Announcing the verdict, the BHA said Murphy’s breaches of the rules were “extremely serious, reckless and potentially incredibly damaging for the sport,” as he had potentially compromised the safety of his fellow jockeys.
The BHA added the independent panel had concluded Murphy’s conduct “was unworthy of a sportsman”.
But they also acknowledged the talented jockey had made “full, public admissions regarding these offences” and did not contest the rule breaches at Tuesday’s hearing.
The BHA said Murphy’s revelations about his physical and mental well-being were worthy of “respect” and they would offer him “any support he requests” in his rehabilitation.

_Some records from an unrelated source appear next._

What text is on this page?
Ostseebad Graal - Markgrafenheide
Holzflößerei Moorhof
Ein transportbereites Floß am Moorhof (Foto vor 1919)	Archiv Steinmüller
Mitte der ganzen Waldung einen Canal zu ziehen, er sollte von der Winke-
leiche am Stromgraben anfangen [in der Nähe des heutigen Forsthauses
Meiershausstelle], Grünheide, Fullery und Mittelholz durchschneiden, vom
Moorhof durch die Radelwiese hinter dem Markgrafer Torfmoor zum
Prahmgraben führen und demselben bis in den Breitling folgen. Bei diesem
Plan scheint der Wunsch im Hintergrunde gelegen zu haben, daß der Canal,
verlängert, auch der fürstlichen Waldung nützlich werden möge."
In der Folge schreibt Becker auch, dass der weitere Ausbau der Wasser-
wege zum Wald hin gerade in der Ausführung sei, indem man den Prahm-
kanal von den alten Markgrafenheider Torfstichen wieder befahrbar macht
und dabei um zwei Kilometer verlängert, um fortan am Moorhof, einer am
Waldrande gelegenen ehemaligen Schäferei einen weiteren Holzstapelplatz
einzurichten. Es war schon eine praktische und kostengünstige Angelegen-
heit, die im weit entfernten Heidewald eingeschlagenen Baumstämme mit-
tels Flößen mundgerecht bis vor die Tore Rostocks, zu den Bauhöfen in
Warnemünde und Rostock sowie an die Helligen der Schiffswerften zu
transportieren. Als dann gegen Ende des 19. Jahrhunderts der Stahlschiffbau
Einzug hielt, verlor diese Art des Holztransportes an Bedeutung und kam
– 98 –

Murphy’s ban follows a superb season in which he claimed a third successive British title and his first win in the United States’ prestigious Breeders’ Cup meeting, riding Japanese outsider Marche Lorraine to victory in the $2 million Distaff race at the Del Mar track in California on November 7.
In December, Oisin Murphy acknowledged his multiple rule breaches by relinquishing his licence, apologising for his conduct and admitting that “it became obvious to me and to everyone else that I needed to seek serious help”.
He added: “I’m deeply embarrassed and regret my actions.”